(note: for those who are interested, the It's Cherry Pie blog has just been updated)
Posting screeched to a halt this past week as I spent most of my computer time desperately trying to come up with my next article for Quilter's Home. My pieces now need to be around 1000 words, and when you are writing in a niche as small as quilting humor, that can seem like being asked to write War and Peace, only keep it to just war, or really, you know, just the fight you had with your wife about who's supposed to take the trash out.
After days of staring blankly at my computer screen I had two ideas - one which I had started months ago and never went anywhere - and a new one.
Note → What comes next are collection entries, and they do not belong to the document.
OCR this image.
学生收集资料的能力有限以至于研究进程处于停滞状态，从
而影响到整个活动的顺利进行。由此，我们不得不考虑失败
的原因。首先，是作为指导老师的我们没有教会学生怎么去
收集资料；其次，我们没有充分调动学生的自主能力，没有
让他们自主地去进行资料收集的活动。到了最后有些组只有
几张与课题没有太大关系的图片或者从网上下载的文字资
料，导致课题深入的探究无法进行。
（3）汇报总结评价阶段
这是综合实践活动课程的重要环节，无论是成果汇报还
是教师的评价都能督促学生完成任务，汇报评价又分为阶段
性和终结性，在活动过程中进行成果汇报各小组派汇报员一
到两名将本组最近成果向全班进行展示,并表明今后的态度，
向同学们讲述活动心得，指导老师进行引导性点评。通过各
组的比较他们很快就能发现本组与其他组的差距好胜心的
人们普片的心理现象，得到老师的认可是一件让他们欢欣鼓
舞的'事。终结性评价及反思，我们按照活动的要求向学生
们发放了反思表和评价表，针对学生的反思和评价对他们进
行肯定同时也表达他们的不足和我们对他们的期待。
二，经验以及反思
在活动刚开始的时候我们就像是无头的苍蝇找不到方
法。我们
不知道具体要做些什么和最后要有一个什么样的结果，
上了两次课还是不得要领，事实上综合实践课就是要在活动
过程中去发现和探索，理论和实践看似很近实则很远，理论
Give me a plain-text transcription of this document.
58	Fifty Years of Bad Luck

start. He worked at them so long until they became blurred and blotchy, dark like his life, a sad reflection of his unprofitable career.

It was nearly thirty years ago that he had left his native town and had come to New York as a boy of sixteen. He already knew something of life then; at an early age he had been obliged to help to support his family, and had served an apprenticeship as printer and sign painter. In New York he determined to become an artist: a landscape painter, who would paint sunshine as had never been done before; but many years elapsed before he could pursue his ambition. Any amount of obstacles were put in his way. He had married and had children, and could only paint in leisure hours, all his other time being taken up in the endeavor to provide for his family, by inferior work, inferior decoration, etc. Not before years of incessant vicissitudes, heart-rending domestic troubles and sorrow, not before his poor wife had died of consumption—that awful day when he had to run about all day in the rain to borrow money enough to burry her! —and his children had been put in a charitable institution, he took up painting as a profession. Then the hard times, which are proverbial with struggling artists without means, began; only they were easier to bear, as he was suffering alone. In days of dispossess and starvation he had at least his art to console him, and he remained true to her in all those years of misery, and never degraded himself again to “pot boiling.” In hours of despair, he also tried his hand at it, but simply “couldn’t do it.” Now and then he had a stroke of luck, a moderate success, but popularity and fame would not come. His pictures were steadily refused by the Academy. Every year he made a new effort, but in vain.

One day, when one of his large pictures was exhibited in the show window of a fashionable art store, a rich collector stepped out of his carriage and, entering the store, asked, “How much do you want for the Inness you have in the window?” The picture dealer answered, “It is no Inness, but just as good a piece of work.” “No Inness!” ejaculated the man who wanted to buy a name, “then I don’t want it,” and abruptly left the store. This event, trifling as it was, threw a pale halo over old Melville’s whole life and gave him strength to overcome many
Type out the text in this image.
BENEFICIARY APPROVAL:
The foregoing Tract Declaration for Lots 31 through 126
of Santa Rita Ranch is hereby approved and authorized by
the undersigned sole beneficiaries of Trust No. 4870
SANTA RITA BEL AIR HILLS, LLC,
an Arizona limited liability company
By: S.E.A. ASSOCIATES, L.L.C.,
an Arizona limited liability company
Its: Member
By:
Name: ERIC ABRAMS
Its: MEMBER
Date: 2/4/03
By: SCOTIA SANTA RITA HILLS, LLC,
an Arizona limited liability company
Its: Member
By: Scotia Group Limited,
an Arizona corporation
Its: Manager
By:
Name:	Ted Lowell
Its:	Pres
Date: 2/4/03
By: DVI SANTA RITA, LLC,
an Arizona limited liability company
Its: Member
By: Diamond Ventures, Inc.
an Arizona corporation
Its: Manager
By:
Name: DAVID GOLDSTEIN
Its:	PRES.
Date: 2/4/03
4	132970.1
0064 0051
Ultimately, the new idea prevailed, and though I would have sworn to you on Tuesday that my career was over, by yesterday afternoon, I had a pretty damn good piece in the can. I sent it off to my editors, who usually email me back saying, "I'll read it soon, I promise!" because they're so busy trying to do the work of 20 people to get this magazine out. But yesterday, I got the first email back within minutes, the other only a few hours later, and both said, (I'm paraphrasing here) OMG, DO YOU SACRIFICE BUNNIES TO SATAN TO BE THIS FUNNY? I love them, I really do, and someday I will sacrifice something to my dark master in their honor.
Progress on the baby quilt continues apace, but it turns out that the person for whom it is intended has been secretly reading this blog for some time now, and so posting any more pictures would spoil the surprise. So this obviously means that I have to go back to figuring out what to make for my plane ticket benefactor, and work on it at the same time so that I have something that is actually quilt-related to write about here (well, other than sex toy hacks).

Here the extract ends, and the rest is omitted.